Since sampling outputs is not useful for studying collision resistance, when studying simplified versions of hash families, we don't normally study a progression of truncated output sizes. Rather, we structure the hash family to iterate some internal scrambling function for a variable number of rounds, and study a progression of numbers of rounds. For example, the best known collision attacks on reduced-round versions of BLAKE apply only to 5 rounds, which is why the BLAKE2 designers felt comfortable recommending only 10 rounds.

Loosely, we sometimes also pick a fixed hash function such as SHA3-256, and say that it is collision-resistant if nobody has found a way to compute a collision under that fixed hash function. Of course, if $h \leq m$, we are guaranteed that a collision exists, so there must exist a trivial random algorithm of negligible cost to compute it: namely an algorithm that simply returns the collision without doing any computation.
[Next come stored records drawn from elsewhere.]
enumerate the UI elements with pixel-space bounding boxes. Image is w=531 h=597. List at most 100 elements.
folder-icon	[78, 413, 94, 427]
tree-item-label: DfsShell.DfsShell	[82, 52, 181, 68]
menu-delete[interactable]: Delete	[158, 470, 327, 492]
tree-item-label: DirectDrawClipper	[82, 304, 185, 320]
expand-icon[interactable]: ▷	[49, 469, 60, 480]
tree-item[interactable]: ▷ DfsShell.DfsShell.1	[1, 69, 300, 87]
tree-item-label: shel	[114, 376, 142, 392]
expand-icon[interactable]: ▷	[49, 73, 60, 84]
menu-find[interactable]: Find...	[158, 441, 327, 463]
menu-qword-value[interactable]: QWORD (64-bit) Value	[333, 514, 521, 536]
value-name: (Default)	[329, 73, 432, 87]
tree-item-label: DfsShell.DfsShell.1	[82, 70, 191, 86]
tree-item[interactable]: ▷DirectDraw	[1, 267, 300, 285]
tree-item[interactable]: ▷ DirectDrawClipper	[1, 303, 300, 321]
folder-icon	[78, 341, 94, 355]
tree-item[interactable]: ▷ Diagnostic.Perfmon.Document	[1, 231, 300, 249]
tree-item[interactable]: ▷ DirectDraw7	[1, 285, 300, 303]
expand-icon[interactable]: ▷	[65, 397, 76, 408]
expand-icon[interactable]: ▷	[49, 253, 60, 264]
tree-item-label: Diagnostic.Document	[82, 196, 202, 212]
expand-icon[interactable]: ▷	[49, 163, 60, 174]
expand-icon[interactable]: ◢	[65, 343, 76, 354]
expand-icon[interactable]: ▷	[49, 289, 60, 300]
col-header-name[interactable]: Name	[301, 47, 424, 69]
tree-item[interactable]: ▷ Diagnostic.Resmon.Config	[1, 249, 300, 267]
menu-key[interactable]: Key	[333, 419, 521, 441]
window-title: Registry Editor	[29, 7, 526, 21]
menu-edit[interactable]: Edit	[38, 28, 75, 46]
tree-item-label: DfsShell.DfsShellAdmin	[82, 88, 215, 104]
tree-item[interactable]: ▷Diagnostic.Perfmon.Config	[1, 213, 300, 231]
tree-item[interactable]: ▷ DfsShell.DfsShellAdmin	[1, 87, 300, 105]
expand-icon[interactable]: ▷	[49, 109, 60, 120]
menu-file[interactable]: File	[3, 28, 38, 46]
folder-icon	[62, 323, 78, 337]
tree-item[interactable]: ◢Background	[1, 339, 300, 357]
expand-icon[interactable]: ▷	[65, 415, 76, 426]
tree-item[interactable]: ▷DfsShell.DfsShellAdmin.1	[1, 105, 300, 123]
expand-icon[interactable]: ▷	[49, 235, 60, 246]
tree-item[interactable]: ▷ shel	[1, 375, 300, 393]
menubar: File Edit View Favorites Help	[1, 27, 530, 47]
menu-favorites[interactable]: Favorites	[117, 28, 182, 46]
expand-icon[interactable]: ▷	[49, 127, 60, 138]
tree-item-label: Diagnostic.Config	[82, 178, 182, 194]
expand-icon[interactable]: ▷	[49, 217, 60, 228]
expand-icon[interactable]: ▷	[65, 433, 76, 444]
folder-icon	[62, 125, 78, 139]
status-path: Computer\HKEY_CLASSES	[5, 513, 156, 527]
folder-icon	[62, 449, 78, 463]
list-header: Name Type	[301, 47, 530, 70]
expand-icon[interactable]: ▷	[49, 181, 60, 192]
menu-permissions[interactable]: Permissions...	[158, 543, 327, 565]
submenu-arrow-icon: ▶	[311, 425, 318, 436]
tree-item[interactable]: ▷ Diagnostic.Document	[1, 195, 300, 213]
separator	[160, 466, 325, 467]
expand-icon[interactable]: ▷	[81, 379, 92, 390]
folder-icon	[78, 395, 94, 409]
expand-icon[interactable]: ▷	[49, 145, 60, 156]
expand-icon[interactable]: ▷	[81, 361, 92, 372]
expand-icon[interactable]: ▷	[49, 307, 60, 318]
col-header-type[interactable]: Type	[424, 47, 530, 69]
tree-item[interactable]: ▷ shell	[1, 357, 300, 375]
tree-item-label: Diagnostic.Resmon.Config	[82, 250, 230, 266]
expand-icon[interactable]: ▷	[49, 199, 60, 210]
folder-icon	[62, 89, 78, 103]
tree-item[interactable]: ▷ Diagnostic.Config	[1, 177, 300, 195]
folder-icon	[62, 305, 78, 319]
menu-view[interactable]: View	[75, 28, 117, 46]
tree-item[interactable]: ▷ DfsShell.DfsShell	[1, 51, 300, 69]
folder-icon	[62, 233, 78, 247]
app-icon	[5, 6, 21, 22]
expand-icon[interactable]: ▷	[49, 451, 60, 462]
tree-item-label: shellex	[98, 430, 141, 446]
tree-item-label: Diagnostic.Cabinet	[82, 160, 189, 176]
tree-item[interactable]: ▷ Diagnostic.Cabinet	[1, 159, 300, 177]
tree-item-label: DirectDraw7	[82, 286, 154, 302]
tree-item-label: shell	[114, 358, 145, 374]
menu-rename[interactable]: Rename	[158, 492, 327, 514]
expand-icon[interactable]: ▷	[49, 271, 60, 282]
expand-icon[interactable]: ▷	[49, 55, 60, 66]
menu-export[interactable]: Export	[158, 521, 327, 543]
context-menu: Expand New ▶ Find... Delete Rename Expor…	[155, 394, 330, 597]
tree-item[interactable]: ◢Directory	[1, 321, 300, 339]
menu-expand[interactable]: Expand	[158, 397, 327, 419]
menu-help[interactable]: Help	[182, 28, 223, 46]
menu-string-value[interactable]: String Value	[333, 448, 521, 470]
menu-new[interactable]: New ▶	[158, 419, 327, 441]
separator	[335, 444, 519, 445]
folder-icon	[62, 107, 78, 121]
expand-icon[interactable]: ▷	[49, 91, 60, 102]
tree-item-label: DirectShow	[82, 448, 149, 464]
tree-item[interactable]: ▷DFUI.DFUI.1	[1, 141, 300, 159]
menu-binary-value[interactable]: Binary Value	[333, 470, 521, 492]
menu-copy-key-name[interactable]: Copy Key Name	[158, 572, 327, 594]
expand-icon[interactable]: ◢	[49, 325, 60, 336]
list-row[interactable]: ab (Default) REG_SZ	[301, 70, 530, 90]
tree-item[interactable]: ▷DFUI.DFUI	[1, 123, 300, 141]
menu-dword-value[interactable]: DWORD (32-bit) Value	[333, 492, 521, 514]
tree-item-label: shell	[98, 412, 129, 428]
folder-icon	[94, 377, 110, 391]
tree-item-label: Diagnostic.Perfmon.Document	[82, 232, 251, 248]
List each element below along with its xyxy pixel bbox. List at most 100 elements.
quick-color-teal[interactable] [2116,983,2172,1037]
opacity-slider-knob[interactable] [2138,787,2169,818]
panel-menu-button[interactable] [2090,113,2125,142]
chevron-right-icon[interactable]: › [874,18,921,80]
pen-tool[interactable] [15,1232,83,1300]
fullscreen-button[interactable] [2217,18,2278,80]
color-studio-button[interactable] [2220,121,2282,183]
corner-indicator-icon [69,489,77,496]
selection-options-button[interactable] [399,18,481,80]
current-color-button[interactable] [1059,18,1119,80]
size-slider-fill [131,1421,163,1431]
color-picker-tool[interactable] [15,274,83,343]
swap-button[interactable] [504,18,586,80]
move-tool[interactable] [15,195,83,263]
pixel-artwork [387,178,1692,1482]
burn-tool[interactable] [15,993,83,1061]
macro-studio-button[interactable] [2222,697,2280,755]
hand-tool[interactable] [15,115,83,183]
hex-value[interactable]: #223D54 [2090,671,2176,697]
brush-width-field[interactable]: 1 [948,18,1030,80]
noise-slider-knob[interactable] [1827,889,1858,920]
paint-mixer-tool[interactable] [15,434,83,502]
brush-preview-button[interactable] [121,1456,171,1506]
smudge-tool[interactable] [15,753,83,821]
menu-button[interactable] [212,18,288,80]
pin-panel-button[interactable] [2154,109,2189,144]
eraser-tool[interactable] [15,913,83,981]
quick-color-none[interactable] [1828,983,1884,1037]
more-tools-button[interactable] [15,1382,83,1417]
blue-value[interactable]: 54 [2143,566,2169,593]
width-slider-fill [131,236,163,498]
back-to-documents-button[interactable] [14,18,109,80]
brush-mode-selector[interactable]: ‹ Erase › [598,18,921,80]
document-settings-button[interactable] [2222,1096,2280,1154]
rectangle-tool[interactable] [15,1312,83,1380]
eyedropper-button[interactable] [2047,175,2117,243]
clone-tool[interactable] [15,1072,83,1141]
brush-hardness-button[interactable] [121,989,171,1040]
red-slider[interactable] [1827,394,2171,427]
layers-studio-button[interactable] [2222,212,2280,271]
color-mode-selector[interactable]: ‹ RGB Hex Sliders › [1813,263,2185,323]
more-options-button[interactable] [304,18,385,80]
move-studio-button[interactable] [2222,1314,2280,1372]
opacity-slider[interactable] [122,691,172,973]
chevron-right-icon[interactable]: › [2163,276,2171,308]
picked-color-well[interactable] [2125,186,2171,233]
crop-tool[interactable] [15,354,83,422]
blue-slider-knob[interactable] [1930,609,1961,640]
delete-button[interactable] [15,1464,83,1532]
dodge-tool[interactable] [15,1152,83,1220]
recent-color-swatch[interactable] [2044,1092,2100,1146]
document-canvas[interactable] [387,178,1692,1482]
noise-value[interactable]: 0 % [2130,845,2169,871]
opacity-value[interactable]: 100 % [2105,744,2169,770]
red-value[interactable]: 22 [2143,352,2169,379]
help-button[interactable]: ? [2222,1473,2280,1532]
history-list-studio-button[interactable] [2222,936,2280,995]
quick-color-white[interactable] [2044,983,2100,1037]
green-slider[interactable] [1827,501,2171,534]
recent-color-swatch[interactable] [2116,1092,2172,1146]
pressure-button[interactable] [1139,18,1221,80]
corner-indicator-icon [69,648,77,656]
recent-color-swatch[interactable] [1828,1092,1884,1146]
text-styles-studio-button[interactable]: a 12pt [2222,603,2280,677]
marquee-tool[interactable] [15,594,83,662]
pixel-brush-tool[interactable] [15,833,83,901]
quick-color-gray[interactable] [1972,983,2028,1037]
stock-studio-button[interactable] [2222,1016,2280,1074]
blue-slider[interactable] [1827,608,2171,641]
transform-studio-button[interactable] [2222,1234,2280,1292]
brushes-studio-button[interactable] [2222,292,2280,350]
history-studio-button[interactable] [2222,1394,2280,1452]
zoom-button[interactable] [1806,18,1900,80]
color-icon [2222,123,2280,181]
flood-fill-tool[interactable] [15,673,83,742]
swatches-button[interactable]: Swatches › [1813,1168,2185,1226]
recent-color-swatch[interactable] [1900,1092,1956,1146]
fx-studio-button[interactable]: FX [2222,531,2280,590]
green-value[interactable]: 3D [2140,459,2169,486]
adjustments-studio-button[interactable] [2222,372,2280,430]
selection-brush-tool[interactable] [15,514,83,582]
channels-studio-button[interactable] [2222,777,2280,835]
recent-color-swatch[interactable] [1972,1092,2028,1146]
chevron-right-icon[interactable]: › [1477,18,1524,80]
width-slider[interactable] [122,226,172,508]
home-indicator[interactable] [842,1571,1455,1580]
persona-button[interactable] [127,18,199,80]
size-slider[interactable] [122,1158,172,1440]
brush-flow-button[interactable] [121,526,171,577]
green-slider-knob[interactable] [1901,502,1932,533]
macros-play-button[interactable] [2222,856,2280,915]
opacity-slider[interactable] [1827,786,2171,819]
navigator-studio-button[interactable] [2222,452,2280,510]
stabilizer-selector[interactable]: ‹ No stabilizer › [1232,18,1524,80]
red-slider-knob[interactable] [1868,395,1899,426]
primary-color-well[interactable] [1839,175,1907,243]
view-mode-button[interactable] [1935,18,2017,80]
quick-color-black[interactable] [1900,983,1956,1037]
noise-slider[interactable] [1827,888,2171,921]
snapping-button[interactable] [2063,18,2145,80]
So there's no nice way to formalize this, but in practice, it seems to be hard. Twenty years ago, it was conjectured that SHA-1 was collision-resistant in this loose sense, until someone figured out a way to compute SHA-1 collisions at lower cost than the generic attack in 2004, and then someone published an actual collision last year. Today, it is still conjectured that SHA-256 is still collision-resistant in this loose sense.